Joining thoughts of Daisy, though, are also thoughts of other dogs. We are a dog family. All three of us love dogs. Mark and I bought our house so that we could own a dog. So, when do we welcome another dog into our lives?

This has become a tough question.

Mark believes we should wait 6 months from Daisy’s death until we think about adopting a dog. (This is also the opinion of the dog training book we trust.) I’m not sure I can wait that long. Mark would like to start with a puppy as we did with Daisy. I’m open to an older dog who does not wake us up in the middle of the night or chew like crazy while teething. Mark also thinks that the primary dog-walker (me) should be in good health so that we are not adding more stress to our rather stress-y lives. OK, he has a good point here, but I like to live in denial of my health issues (treatment going well, by the way–still have a full head of hair!!) and go on with as much “normal” as possible, so I’m willing to say that since I’ve walked on the treadmill the last two days, I’m good to go.
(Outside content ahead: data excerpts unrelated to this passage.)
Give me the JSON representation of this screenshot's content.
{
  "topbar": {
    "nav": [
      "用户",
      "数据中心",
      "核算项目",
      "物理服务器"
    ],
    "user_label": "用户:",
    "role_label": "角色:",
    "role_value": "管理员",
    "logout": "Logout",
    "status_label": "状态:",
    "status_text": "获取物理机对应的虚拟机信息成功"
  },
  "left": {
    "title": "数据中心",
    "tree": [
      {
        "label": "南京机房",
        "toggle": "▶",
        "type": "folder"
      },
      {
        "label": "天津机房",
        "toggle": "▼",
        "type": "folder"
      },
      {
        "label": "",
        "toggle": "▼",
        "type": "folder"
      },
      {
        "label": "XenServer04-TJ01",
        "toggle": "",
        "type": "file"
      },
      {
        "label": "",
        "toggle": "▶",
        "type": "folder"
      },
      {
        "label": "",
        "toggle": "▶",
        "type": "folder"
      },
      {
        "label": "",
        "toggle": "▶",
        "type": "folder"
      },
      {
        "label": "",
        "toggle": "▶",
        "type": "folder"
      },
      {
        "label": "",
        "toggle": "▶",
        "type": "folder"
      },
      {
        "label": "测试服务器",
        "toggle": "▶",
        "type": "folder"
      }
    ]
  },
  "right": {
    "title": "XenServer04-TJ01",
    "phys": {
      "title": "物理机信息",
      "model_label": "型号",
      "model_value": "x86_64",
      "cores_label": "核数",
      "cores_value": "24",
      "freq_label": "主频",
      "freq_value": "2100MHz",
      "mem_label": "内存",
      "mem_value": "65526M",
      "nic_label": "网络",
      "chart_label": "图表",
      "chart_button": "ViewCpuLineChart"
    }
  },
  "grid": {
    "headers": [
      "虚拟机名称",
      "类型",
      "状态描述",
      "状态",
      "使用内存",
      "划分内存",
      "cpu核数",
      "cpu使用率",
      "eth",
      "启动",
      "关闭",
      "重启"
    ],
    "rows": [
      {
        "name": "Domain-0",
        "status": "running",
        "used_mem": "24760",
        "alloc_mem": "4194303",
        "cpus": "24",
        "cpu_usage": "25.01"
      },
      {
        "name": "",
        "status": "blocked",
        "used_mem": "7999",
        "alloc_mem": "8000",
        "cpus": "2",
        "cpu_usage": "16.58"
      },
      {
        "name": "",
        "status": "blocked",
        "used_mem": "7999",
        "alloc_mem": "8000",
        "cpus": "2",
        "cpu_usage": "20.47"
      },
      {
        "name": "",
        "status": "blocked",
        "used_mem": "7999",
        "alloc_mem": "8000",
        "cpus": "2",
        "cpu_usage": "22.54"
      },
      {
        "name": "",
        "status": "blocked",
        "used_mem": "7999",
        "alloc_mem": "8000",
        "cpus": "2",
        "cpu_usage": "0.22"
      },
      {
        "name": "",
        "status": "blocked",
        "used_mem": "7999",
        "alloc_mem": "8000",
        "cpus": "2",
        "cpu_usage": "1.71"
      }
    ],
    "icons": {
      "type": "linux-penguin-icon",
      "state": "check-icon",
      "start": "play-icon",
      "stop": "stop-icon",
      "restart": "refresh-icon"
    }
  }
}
But here is the kicker. As long as I can remember in my adult life (let’s say, 12 years or so?), I have had a runny nose. When I cleaned out the front closet this summer, I found tissues is absolutely every one of my coat pockets, purse pockets, everywhere. I filled a grocery bag with crumbled tissues. Since Daisy died, my nose has stopped running. I’m no Columbo, but I’m guessing I’m allergic to dogs. And, in my mind, allergic to dogs=allergic to love. So, there will definitely need to be some investigation here to see what kind of dog we might even be able to adopt. Perhaps the shelter dogs I browse online daily will have to be passed over for a fancier breeder dog.

All this I mull over and over. All the while missing my trusty hairy companion. A runny nose a small price to pay for her sweet presence in our family.